23 SEPTEMBER 1972, Page 4

Galloping Consumption

It has emerged with the utmost clarity from the Chequers talks between the Government and the unions, that the national interest has suffered yet another defeat. We say this neither to knock the Government nor to carp at the unions; but because it is so. To such a pass have we come that, if Mr Feather takes tea with Mr Heath, a breakthrough is acclaimed, whether or not one has occurred. Of course it is to be welcomed that, after the abrasiveness and the mutual hostility of the last two years, ministers and union leaders still find it possible — or find it again possible — to behave towards one another with ordinary courtesy; but the fact that they can do so contributes nothing in argument, art or action towards the solution of the country's grievous economic problems. After Chequers we are simply a number of days further along the downward path to open crisis.

That the situation is thus can be put down to a fundamental irreconcilability of the aims of the unions and the aims of the Government. More than ever before the unions are determined to use their muscle to extract from industry higher and higher wage packets; whether or not these are justified in terms of productivity; whether or not they are real as opposed to paper benefits; and whether or not the rest of the community approves. At the same time the Government is determined to reduce the level of wage settlements; and seems to have no other current specific for the economy's ills. Whatever way you look at it this is a prescription for an eventual clash, and who would be victor in that clash is still extremely uncertain, though we know that the national interest would, again, be the principal victim of it. Those of us who wish to pass judgment on the two sides can observe only that wage inflation is an element in the economic crisis, and that no industrial economy can long prosper or remain stable if its workforce extorts unreasonable or economically intolerable rewards in return for its labour. But we can also emphasise that wage inflation is only an element in the situation. It is by no means the whole of it; and few economists would now argue with any conviction that it is even the most important element in inflation as a whole. That is why, whatever the merits of demerits of the principle of an incomes policy—expressed as a freeze, squeeze or regulator—and about that there can be a good deal of disputation—it can in no sense be thought of as a cure for what is wrong with the economy and the country.

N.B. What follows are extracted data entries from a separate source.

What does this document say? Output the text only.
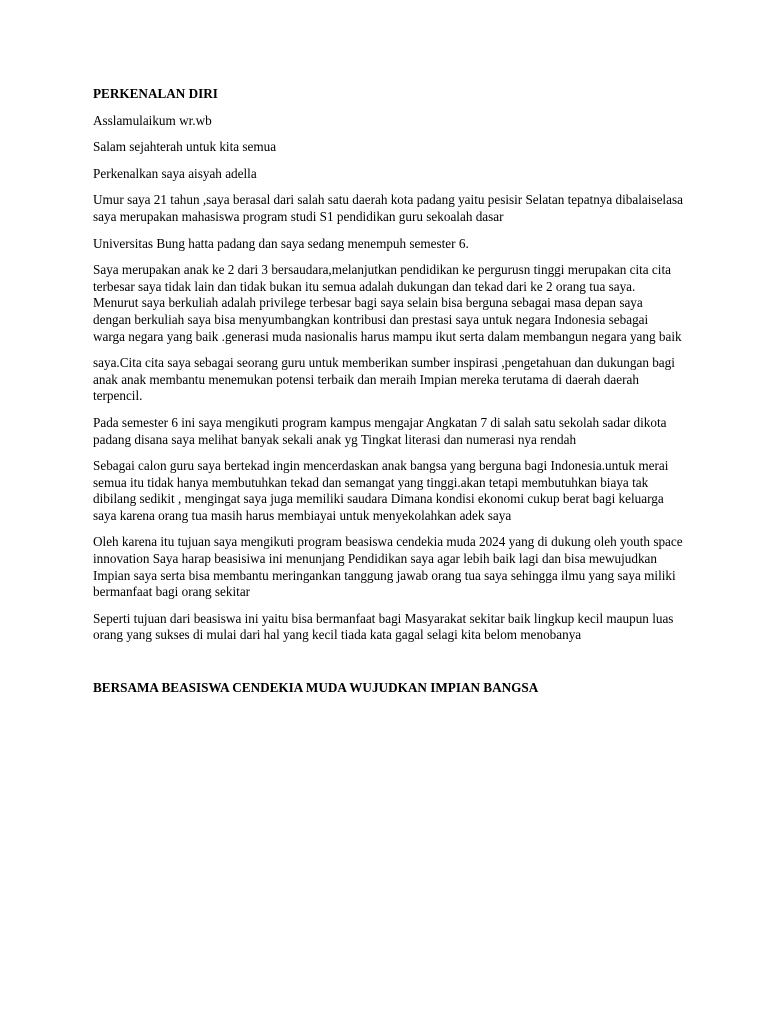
PERKENALAN DIRI

Asslamulaikum wr.wb

Salam sejahterah untuk kita semua

Perkenalkan saya aisyah adella

Umur saya 21 tahun ,saya berasal dari salah satu daerah kota padang yaitu pesisir Selatan tepatnya dibalaiselasa saya merupakan mahasiswa program studi S1 pendidikan guru sekoalah dasar

Universitas Bung hatta padang dan saya sedang menempuh semester 6.

Saya merupakan anak ke 2 dari 3 bersaudara,melanjutkan pendidikan ke pergurusn tinggi merupakan cita cita terbesar saya tidak lain dan tidak bukan itu semua adalah dukungan dan tekad dari ke 2 orang tua saya. Menurut saya berkuliah adalah privilege terbesar bagi saya selain bisa berguna sebagai masa depan saya dengan berkuliah saya bisa menyumbangkan kontribusi dan prestasi saya untuk negara Indonesia sebagai warga negara yang baik .generasi muda nasionalis harus mampu ikut serta dalam membangun negara yang baik

saya.Cita cita saya sebagai seorang guru untuk memberikan sumber inspirasi ,pengetahuan dan dukungan bagi anak anak membantu menemukan potensi terbaik dan meraih Impian mereka terutama di daerah daerah terpencil.

Pada semester 6 ini saya mengikuti program kampus mengajar Angkatan 7 di salah satu sekolah sadar dikota padang disana saya melihat banyak sekali anak yg Tingkat literasi dan numerasi nya rendah

Sebagai calon guru saya bertekad ingin mencerdaskan anak bangsa yang berguna bagi Indonesia.untuk merai semua itu tidak hanya membutuhkan tekad dan semangat yang tinggi.akan tetapi membutuhkan biaya tak dibilang sedikit , mengingat saya juga memiliki saudara Dimana kondisi ekonomi cukup berat bagi keluarga saya karena orang tua masih harus membiayai untuk menyekolahkan adek saya

Oleh karena itu tujuan saya mengikuti program beasiswa cendekia muda 2024 yang di dukung oleh youth space innovation Saya harap beasisiwa ini menunjang Pendidikan saya agar lebih baik lagi dan bisa mewujudkan Impian saya serta bisa membantu meringankan tanggung jawab orang tua saya sehingga ilmu yang saya miliki bermanfaat bagi orang sekitar

Seperti tujuan dari beasiswa ini yaitu bisa bermanfaat bagi Masyarakat sekitar baik lingkup kecil maupun luas orang yang sukses di mulai dari hal yang kecil tiada kata gagal selagi kita belom menobanya

BERSAMA BEASISWA CENDEKIA MUDA WUJUDKAN IMPIAN BANGSA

There is much currently wrong with the structure of the British economy: not all of industry's problems are strictly speaking economic, but these structural problems are more important than wage inflation, because they cause wage inflation, which is a symptom of disease rather than a disease itself. Such of these problems as were discussed at Chequers were merely touched upon. That gathering concentrated its attention essentially on wage and price levels and the incidence of industrial dispute. Once again, the attention was on the symptoms of our malaise. Among these structural problems are the level of the money supply and its rate of growth; the nature of British industrial investment policy; the fact that our country now creates income rather than wealth; the lack of competitiveness in the economy; the size and char acter of the nationalised sector; and the discontent with their work of the national labour force.

The argument about the money supply is now familiar. It is a fact that the supply of money to finance public expenditure and private borrowing grew at a rate of thirty per cent over the last quarter. It is a fact that this is paper money, not based on any very real assets; and that it can be used to buy things only because people are still to a degree convinced that it represents real credit-worthiness. It is a fact, too, that, though the Chancellor in his last Budget speech announced his intention of continuing with a generous money supply policy practically everybody now agrees that the rate of growth is too fast; and nobody disagrees that the Government can alter that rate of growth overnight, at a stroke.

What is wrong with British investment policy is that money —some of it real money, actually invested, some of it coming from growth in the money supply as a result of government subvention to industry — is being used almost exclusively to create jobs, and with precious little regard for the saleability or profitability of the products industry manufactures. It is not an unworthy — indeed it is a necessary — object of policy to create jobs; but only if at the same time a soundly based and stable industry is being created. But because there is so much subsidisation, because size rather than invention is being helped by the state and the taxpayer, the economy is becoming uncompetitive, both internationally and domestically: without fair competition there will always be steadily rising prices. And because the nationalised sector of British industry is so large, and because no clear-cut decisions have ever been taken about which parts of it must be run economically and which parts are deliberately to be subsidised for social reasons, competitiveness is further reduced.

In combination these factors all come together to make up an economy in which income chases income; in which men are encouraged to earn in order to spend; in which obsolescence alike in material goods and in expectations is encouraged. We do not have a wealth-creating economy: the day of the property-owning democracy seems nearly done, although a handful of City speculators amass paper fortunes. The great proportion of an individual's income goes out as soon as it comes in. Thus the individual worker is discontented and becomes convinced that he must for ever chase his neighbour on the treadmill of higher earning and higher spending. This trend of galloping consumption is encouraged by Conservative tax reforms which have been almost wholly directed towards the maximisation of tax cuts, so that the individual can choose to spend where he likes. We need a more subtle instrument of fiscal and financial policy, which may still enable the individual to spend, but which will also encourage, or at least not discourage, him, or his neighbour, to save for himself, to acquire possessions and property. what, more than anything else, is wrong with the economy of this country is that its workers' activity is directed towards consumption and the Government omits any encouragement to people to stabilise their lives economically.